Levi had his arms around her, and her head rested on his chest.

“There’s things God wants me to do and I don’t want to do them sometimes. And sometimes I want to do them.”

“What is it? What do you want to do?”

“I want to kill my mother.” Her voice was steely and low. She meant it. This wasn’t teenage hyperbole married to teenage hormones. She wanted to kill her mother. She wanted to do it herself.

Levi kissed the top of her head. If he could make her laugh, it would be like lighting a search fire inside her and he could follow it to the real Tamara.

“If you were trying to piss off your mother by marrying a black guy, you should have found one a little darker than me.”

Tamara’s shoulders shook. There it was, a little laugh. And there she was, way back in there. He could see her.

“I didn’t tell you what she did to me,” Tamara whispered. “I didn’t tell you.”

“What? Tell me what she did to you.”

“She...said I needed taken down a peg. She told Granddaddy that. She...”

“Did your mother beat you, Tamara? Tell me the truth now.”

Levi searched her face, but Tamara couldn’t look at him. It was all the answer he needed.

“I had bruises the next day,” she said. “All over me. I could barely move. Even my feet had bruises.”

“Jesus Christ.”

“That night was the most scared I’ve been. The snake was nothing, Levi. Nothing.”

Tamara met his eyes again.

“You won’t leave me alone?” she asked, her voice more scared than it had been when the snake sat at his feet.

“No, baby girl, I will never leave you alone.”

“Please be inside me. I’m not so crazy when you’re inside me.”

She kissed him and Levi kissed her back. He felt as crazy as she did right then and there, mad and wild from fear and relief, mad and wild from the fury at knowing her mother had beaten Tamara for the crime of kissing him. Well, they would show her, wouldn’t they?

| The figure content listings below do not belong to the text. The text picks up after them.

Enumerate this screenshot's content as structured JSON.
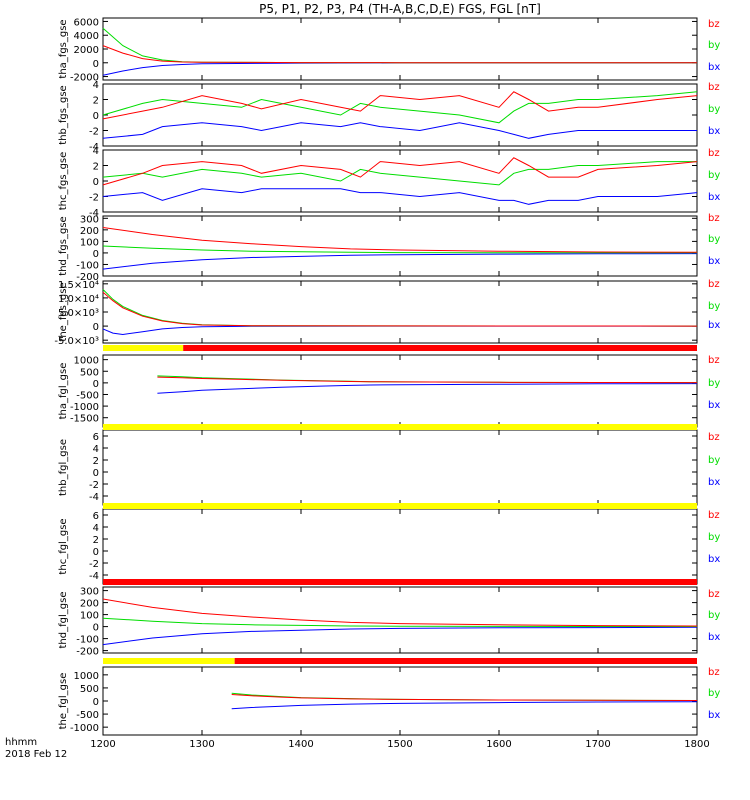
{
  "title": "P5, P1, P2, P3, P4 (TH-A,B,C,D,E) FGS, FGL [nT]",
  "footer": {
    "time_label": "hhmm",
    "date_label": "2018 Feb 12"
  },
  "colors": {
    "bx": "#0000ff",
    "by": "#00dd00",
    "bz": "#ff0000",
    "yellow": "#ffff00",
    "red": "#ff0000"
  },
  "chart_data": {
    "type": "line",
    "xlim": [
      1200,
      1800
    ],
    "x_ticks": [
      "1200",
      "1300",
      "1400",
      "1500",
      "1600",
      "1700",
      "1800"
    ],
    "panels": [
      {
        "label": "tha_fgs_gse",
        "ylim": [
          -2500,
          6500
        ],
        "ticks": [
          "6000",
          "4000",
          "2000",
          "0",
          "-2000"
        ],
        "legend": [
          "bz",
          "by",
          "bx"
        ],
        "series": [
          {
            "name": "bz",
            "x": [
              1200,
              1220,
              1240,
              1260,
              1280,
              1300,
              1400,
              1500,
              1800
            ],
            "y": [
              2500,
              1400,
              600,
              250,
              120,
              80,
              30,
              15,
              10
            ]
          },
          {
            "name": "by",
            "x": [
              1200,
              1220,
              1240,
              1260,
              1280,
              1300,
              1400,
              1500,
              1800
            ],
            "y": [
              5000,
              2500,
              1000,
              400,
              150,
              80,
              30,
              10,
              5
            ]
          },
          {
            "name": "bx",
            "x": [
              1200,
              1220,
              1240,
              1260,
              1280,
              1300,
              1400,
              1500,
              1800
            ],
            "y": [
              -1800,
              -1200,
              -700,
              -400,
              -250,
              -150,
              -50,
              -20,
              -10
            ]
          }
        ]
      },
      {
        "label": "thb_fgs_gse",
        "ylim": [
          -4,
          4
        ],
        "ticks": [
          "4",
          "2",
          "0",
          "-2",
          "-4"
        ],
        "legend": [
          "bz",
          "by",
          "bx"
        ],
        "series": [
          {
            "name": "bz",
            "x": [
              1200,
              1240,
              1260,
              1300,
              1340,
              1360,
              1400,
              1440,
              1460,
              1480,
              1520,
              1560,
              1600,
              1615,
              1630,
              1650,
              1680,
              1700,
              1760,
              1800
            ],
            "y": [
              -0.5,
              0.5,
              1.0,
              2.5,
              1.5,
              0.8,
              2.0,
              1.0,
              0.5,
              2.5,
              2.0,
              2.5,
              1.0,
              3.0,
              2.0,
              0.5,
              1.0,
              1.0,
              2.0,
              2.5
            ]
          },
          {
            "name": "by",
            "x": [
              1200,
              1240,
              1260,
              1300,
              1340,
              1360,
              1400,
              1440,
              1460,
              1480,
              1520,
              1560,
              1600,
              1615,
              1630,
              1650,
              1680,
              1700,
              1760,
              1800
            ],
            "y": [
              0,
              1.5,
              2.0,
              1.5,
              1.0,
              2.0,
              1.0,
              0.0,
              1.5,
              1.0,
              0.5,
              0.0,
              -1.0,
              0.5,
              1.5,
              1.5,
              2.0,
              2.0,
              2.5,
              3.0
            ]
          },
          {
            "name": "bx",
            "x": [
              1200,
              1240,
              1260,
              1300,
              1340,
              1360,
              1400,
              1440,
              1460,
              1480,
              1520,
              1560,
              1600,
              1615,
              1630,
              1650,
              1680,
              1700,
              1760,
              1800
            ],
            "y": [
              -3.0,
              -2.5,
              -1.5,
              -1.0,
              -1.5,
              -2.0,
              -1.0,
              -1.5,
              -1.0,
              -1.5,
              -2.0,
              -1.0,
              -2.0,
              -2.5,
              -3.0,
              -2.5,
              -2.0,
              -2.0,
              -2.0,
              -2.0
            ]
          }
        ]
      },
      {
        "label": "thc_fgs_gse",
        "ylim": [
          -4,
          4
        ],
        "ticks": [
          "4",
          "2",
          "0",
          "-2",
          "-4"
        ],
        "legend": [
          "bz",
          "by",
          "bx"
        ],
        "series": [
          {
            "name": "bz",
            "x": [
              1200,
              1240,
              1260,
              1300,
              1340,
              1360,
              1400,
              1440,
              1460,
              1480,
              1520,
              1560,
              1600,
              1615,
              1630,
              1650,
              1680,
              1700,
              1760,
              1800
            ],
            "y": [
              -0.5,
              1.0,
              2.0,
              2.5,
              2.0,
              1.0,
              2.0,
              1.5,
              0.5,
              2.5,
              2.0,
              2.5,
              1.0,
              3.0,
              2.0,
              0.5,
              0.5,
              1.5,
              2.0,
              2.5
            ]
          },
          {
            "name": "by",
            "x": [
              1200,
              1240,
              1260,
              1300,
              1340,
              1360,
              1400,
              1440,
              1460,
              1480,
              1520,
              1560,
              1600,
              1615,
              1630,
              1650,
              1680,
              1700,
              1760,
              1800
            ],
            "y": [
              0.5,
              1.0,
              0.5,
              1.5,
              1.0,
              0.5,
              1.0,
              0.0,
              1.5,
              1.0,
              0.5,
              0.0,
              -0.5,
              1.0,
              1.5,
              1.5,
              2.0,
              2.0,
              2.5,
              2.5
            ]
          },
          {
            "name": "bx",
            "x": [
              1200,
              1240,
              1260,
              1300,
              1340,
              1360,
              1400,
              1440,
              1460,
              1480,
              1520,
              1560,
              1600,
              1615,
              1630,
              1650,
              1680,
              1700,
              1760,
              1800
            ],
            "y": [
              -2.0,
              -1.5,
              -2.5,
              -1.0,
              -1.5,
              -1.0,
              -1.0,
              -1.0,
              -1.5,
              -1.5,
              -2.0,
              -1.5,
              -2.5,
              -2.5,
              -3.0,
              -2.5,
              -2.5,
              -2.0,
              -2.0,
              -1.5
            ]
          }
        ]
      },
      {
        "label": "thd_fgs_gse",
        "ylim": [
          -200,
          320
        ],
        "ticks": [
          "300",
          "200",
          "100",
          "0",
          "-100",
          "-200"
        ],
        "legend": [
          "bz",
          "by",
          "bx"
        ],
        "series": [
          {
            "name": "bz",
            "x": [
              1200,
              1250,
              1300,
              1350,
              1400,
              1450,
              1500,
              1600,
              1700,
              1800
            ],
            "y": [
              220,
              160,
              110,
              80,
              55,
              35,
              25,
              15,
              8,
              5
            ]
          },
          {
            "name": "by",
            "x": [
              1200,
              1250,
              1300,
              1350,
              1400,
              1450,
              1500,
              1600,
              1700,
              1800
            ],
            "y": [
              60,
              40,
              25,
              15,
              10,
              5,
              3,
              2,
              1,
              1
            ]
          },
          {
            "name": "bx",
            "x": [
              1200,
              1250,
              1300,
              1350,
              1400,
              1450,
              1500,
              1600,
              1700,
              1800
            ],
            "y": [
              -140,
              -90,
              -60,
              -40,
              -30,
              -20,
              -15,
              -10,
              -8,
              -6
            ]
          }
        ]
      },
      {
        "label": "the_fgs_gse",
        "ylim": [
          -6000,
          16000
        ],
        "ticks": [
          "1.5×10⁴",
          "1.0×10⁴",
          "5.0×10³",
          "0",
          "-5.0×10³"
        ],
        "legend": [
          "bz",
          "by",
          "bx"
        ],
        "series": [
          {
            "name": "bz",
            "x": [
              1200,
              1210,
              1220,
              1240,
              1260,
              1280,
              1300,
              1350,
              1800
            ],
            "y": [
              12000,
              9000,
              6500,
              3500,
              1800,
              900,
              400,
              100,
              0
            ]
          },
          {
            "name": "by",
            "x": [
              1200,
              1210,
              1220,
              1240,
              1260,
              1280,
              1300,
              1350,
              1800
            ],
            "y": [
              13000,
              9500,
              7000,
              3800,
              2000,
              1000,
              500,
              100,
              0
            ]
          },
          {
            "name": "bx",
            "x": [
              1200,
              1210,
              1220,
              1240,
              1260,
              1280,
              1300,
              1350,
              1800
            ],
            "y": [
              -1000,
              -2500,
              -3000,
              -2000,
              -1000,
              -500,
              -200,
              -50,
              0
            ]
          }
        ]
      },
      {
        "label": "tha_fgl_gse",
        "ylim": [
          -1900,
          1200
        ],
        "ticks": [
          "1000",
          "500",
          "0",
          "-500",
          "-1000",
          "-1500"
        ],
        "legend": [
          "bz",
          "by",
          "bx"
        ],
        "series": [
          {
            "name": "bz",
            "x": [
              1255,
              1280,
              1300,
              1340,
              1380,
              1420,
              1450,
              1470,
              1500,
              1600,
              1700,
              1800
            ],
            "y": [
              250,
              220,
              190,
              150,
              110,
              80,
              60,
              50,
              40,
              25,
              15,
              10
            ]
          },
          {
            "name": "by",
            "x": [
              1255,
              1280,
              1300,
              1340,
              1380,
              1420,
              1450,
              1470,
              1500,
              1600,
              1700,
              1800
            ],
            "y": [
              300,
              260,
              220,
              170,
              120,
              90,
              70,
              50,
              40,
              25,
              15,
              10
            ]
          },
          {
            "name": "bx",
            "x": [
              1255,
              1280,
              1300,
              1340,
              1380,
              1420,
              1450,
              1470,
              1500,
              1600,
              1700,
              1800
            ],
            "y": [
              -450,
              -380,
              -320,
              -250,
              -190,
              -140,
              -110,
              -90,
              -80,
              -60,
              -40,
              -30
            ]
          }
        ]
      },
      {
        "label": "thb_fgl_gse",
        "ylim": [
          -5.5,
          7
        ],
        "ticks": [
          "6",
          "4",
          "2",
          "0",
          "-2",
          "-4"
        ],
        "legend": [
          "bz",
          "by",
          "bx"
        ],
        "series": []
      },
      {
        "label": "thc_fgl_gse",
        "ylim": [
          -5.5,
          7
        ],
        "ticks": [
          "6",
          "4",
          "2",
          "0",
          "-2",
          "-4"
        ],
        "legend": [
          "bz",
          "by",
          "bx"
        ],
        "series": []
      },
      {
        "label": "thd_fgl_gse",
        "ylim": [
          -220,
          330
        ],
        "ticks": [
          "300",
          "200",
          "100",
          "0",
          "-100",
          "-200"
        ],
        "legend": [
          "bz",
          "by",
          "bx"
        ],
        "series": [
          {
            "name": "bz",
            "x": [
              1200,
              1250,
              1300,
              1350,
              1400,
              1450,
              1500,
              1600,
              1700,
              1800
            ],
            "y": [
              230,
              160,
              110,
              80,
              55,
              35,
              25,
              15,
              8,
              5
            ]
          },
          {
            "name": "by",
            "x": [
              1200,
              1250,
              1300,
              1350,
              1400,
              1450,
              1500,
              1600,
              1700,
              1800
            ],
            "y": [
              70,
              45,
              25,
              15,
              10,
              5,
              3,
              2,
              1,
              1
            ]
          },
          {
            "name": "bx",
            "x": [
              1200,
              1250,
              1300,
              1350,
              1400,
              1450,
              1500,
              1600,
              1700,
              1800
            ],
            "y": [
              -150,
              -95,
              -60,
              -40,
              -30,
              -20,
              -15,
              -10,
              -8,
              -6
            ]
          }
        ]
      },
      {
        "label": "the_fgl_gse",
        "ylim": [
          -1300,
          1300
        ],
        "ticks": [
          "1000",
          "500",
          "0",
          "-500",
          "-1000"
        ],
        "legend": [
          "bz",
          "by",
          "bx"
        ],
        "series": [
          {
            "name": "bz",
            "x": [
              1330,
              1350,
              1380,
              1400,
              1450,
              1500,
              1600,
              1700,
              1800
            ],
            "y": [
              250,
              200,
              150,
              120,
              80,
              60,
              40,
              25,
              20
            ]
          },
          {
            "name": "by",
            "x": [
              1330,
              1350,
              1380,
              1400,
              1450,
              1500,
              1600,
              1700,
              1800
            ],
            "y": [
              300,
              230,
              170,
              130,
              90,
              60,
              40,
              25,
              20
            ]
          },
          {
            "name": "bx",
            "x": [
              1330,
              1350,
              1380,
              1400,
              1450,
              1500,
              1600,
              1700,
              1800
            ],
            "y": [
              -300,
              -250,
              -200,
              -170,
              -120,
              -90,
              -60,
              -40,
              -30
            ]
          }
        ]
      }
    ],
    "mode_bars": [
      {
        "after_panel": 4,
        "segments": [
          {
            "from": 1200,
            "to": 1281,
            "color": "yellow"
          },
          {
            "from": 1281,
            "to": 1800,
            "color": "red"
          }
        ]
      },
      {
        "after_panel": 5,
        "segments": [
          {
            "from": 1200,
            "to": 1800,
            "color": "yellow"
          }
        ]
      },
      {
        "after_panel": 6,
        "segments": [
          {
            "from": 1200,
            "to": 1800,
            "color": "yellow"
          }
        ]
      },
      {
        "after_panel": 7,
        "segments": [
          {
            "from": 1200,
            "to": 1800,
            "color": "red"
          }
        ]
      },
      {
        "after_panel": 8,
        "segments": [
          {
            "from": 1200,
            "to": 1333,
            "color": "yellow"
          },
          {
            "from": 1333,
            "to": 1800,
            "color": "red"
          }
        ]
      }
    ]
  }
}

Levi yanked her panties down her legs and pulled her gown off her arms and pushed his jeans to his ankles. He lifted her up in his arms and impaled her right there in the bathroom. She cried out as he entered her deeply. As light as she was, it was easy to lift her and bring her back down onto him, and he did it again and again, frantic with need, crazy with it. Her back was against the sink and it was a miracle they didn’t rip it out of the wall. She was so hot and wet around him, squeezing his cock like a hand, tight and open all at once. He drove into her, grasping her by her thighs, pounding into her so hard it hurt him. He couldn’t imagine how much it hurt her. But she wanted it and wanted more of it. Her arms wound around his neck and she arched into him, hips moving madly, rutting like animals in heat. She came with a moan and with her fingernails digging into his back hard enough to break the skin. He lowered her feet to the floor and turned her, bending her over the sink. Once again he sank into her warm wet depth and fucked her, jerking her onto him and pumping into her at the same time. It was brutal and she loved it. It was brutal and he loved it. The frenzy seemed to last forever. She came again with a gasp that sounded like pain. And when he couldn’t hold back anymore, he clamped both hands on her shoulders and rode her, slamming into her, using her for his own pleasure, oblivious to anything but his orgasm, and when he came, it was endless, and he emptied himself into her heedless of the danger and the consequences and the promises he’d made to himself. This was no time for sanity. He could have died tonight. She could have died tonight. Nothing mattered except they hadn’t.